Translation meaning & definition of the word "adjust" into Turkish language
Türk diline "ayarla" kelimesinin çeviri anlamı ve tanımı
English⟶Turkish
Adjust
[Ayarlamak]/əʤəst/
verb
1. Alter or regulate so as to achieve accuracy or conform to a standard
- "Adjust the clock, please"
- "Correct the alignment of the front wheels"
- synonym:
- adjust ,
- set ,
- correct
1. Doğruluk elde etmek veya bir standarda uymak için değiştirin veya düzenleyin
- "Saati ayarla lütfen"
- "Ön tekerleklerin hizasını düzeltin"
- eşanlamlı:
- ayarlamak ,
- set ,
- doğru
2. Place in a line or arrange so as to be parallel or straight
- "Align the car with the curb"
- "Align the sheets of paper on the table"
- synonym:
- align ,
- aline ,
- line up ,
- adjust
2. Bir çizgiye yerleştirin veya paralel veya düz olacak şekilde düzenleyin
- "Arabayı kaldırımla hizala"
- "Masadaki kağıt yapraklarını hizalayın"
- eşanlamlı:
- sıralamak ,
- hizalamak ,
- sıralanmak ,
- ayarlamak
3. Adapt or conform oneself to new or different conditions
- "We must adjust to the bad economic situation"
- synonym:
- adjust ,
- conform ,
- adapt
3. Kendini yeni veya farklı koşullara adapte etmek veya uymak
- "Kötü ekonomik duruma uyum sağlamalıyız"
- eşanlamlı:
- ayarlamak ,
- uymak ,
- adapte etmek
4. Make correspondent or conformable
- "Adjust your eyes to the darkness"
- synonym:
- adjust
4. Muhabir veya uyumlu olun
- "Gözlerini karanlığa ayarla"
- eşanlamlı:
- ayarlamak
5. Decide how much is to be paid on an insurance claim
- synonym:
- adjust
5. Bir sigorta talebinde ne kadar ödeneceğine karar verin
- eşanlamlı:
- ayarlamak
Examples of using
I can't change the direction of the wind, but I can adjust my sails to always reach my destination.

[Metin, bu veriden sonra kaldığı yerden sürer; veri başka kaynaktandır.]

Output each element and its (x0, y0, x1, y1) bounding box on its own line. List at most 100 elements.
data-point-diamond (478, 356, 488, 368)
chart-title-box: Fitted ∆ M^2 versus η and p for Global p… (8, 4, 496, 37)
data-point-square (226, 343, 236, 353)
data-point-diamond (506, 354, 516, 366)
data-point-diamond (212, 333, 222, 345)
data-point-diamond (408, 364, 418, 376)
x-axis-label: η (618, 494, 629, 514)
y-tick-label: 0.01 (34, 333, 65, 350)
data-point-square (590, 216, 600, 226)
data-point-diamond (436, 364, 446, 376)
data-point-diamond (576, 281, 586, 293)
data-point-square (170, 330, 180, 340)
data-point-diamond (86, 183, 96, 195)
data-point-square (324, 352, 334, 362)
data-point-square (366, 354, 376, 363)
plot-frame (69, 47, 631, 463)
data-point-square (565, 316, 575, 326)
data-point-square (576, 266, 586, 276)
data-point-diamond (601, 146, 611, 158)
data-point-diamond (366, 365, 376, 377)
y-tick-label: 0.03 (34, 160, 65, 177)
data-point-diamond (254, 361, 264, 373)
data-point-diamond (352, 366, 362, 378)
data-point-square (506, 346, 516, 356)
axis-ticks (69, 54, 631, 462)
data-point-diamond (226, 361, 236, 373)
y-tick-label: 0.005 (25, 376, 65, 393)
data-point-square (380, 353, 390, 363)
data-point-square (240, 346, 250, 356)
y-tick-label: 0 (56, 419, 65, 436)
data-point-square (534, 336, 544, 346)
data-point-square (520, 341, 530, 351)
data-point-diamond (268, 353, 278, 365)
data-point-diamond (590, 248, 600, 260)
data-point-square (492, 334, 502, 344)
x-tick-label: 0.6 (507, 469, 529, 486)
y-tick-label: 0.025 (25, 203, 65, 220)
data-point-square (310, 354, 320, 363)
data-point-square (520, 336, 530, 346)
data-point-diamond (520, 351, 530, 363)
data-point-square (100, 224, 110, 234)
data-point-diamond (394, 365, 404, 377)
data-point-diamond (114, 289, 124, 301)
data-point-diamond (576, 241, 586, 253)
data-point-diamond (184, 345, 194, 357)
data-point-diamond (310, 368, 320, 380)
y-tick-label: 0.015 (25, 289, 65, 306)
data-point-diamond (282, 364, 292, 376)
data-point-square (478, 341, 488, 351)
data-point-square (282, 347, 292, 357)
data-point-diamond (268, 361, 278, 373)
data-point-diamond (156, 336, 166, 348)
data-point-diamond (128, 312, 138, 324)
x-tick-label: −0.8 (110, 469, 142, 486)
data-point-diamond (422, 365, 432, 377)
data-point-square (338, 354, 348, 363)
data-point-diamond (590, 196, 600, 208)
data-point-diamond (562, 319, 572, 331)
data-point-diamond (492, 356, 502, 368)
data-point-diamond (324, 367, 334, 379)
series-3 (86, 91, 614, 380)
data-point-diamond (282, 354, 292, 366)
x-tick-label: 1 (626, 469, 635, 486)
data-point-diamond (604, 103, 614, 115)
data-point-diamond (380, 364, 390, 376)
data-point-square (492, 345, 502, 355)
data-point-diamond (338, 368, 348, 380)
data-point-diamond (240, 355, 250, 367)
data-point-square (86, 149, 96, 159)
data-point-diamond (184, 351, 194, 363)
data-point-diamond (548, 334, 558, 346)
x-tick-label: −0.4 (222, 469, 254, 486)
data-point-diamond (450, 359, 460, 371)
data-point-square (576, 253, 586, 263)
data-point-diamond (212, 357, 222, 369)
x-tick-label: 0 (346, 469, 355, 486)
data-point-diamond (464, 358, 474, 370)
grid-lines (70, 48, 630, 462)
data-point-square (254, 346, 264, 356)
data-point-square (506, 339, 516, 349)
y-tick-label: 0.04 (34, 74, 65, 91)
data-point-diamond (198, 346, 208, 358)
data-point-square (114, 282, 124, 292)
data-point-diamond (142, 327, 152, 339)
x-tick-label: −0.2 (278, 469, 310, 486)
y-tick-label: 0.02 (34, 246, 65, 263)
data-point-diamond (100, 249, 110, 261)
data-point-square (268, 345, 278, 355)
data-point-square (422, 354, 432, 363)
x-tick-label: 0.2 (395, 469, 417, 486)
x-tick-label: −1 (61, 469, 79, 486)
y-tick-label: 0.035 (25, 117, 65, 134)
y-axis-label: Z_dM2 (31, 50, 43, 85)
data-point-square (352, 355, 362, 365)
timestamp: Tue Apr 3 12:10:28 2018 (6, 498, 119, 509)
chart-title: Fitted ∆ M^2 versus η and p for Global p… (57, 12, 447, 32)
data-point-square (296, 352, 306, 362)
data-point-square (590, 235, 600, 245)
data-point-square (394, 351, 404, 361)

Rüzgarın yönünü değiştiremem ama gidilecek yere ulaşmak için her zaman yelkenlerimi ayarlayabilirim.
Tom tried to adjust the temperature of the shower.
Tom duşun sıcaklığını ayarlamaya çalıştı.
Tom waited a while to let his eyes adjust to the darkness.
Tom gözlerini karanlığa alıştırmak için bir süre bekledi.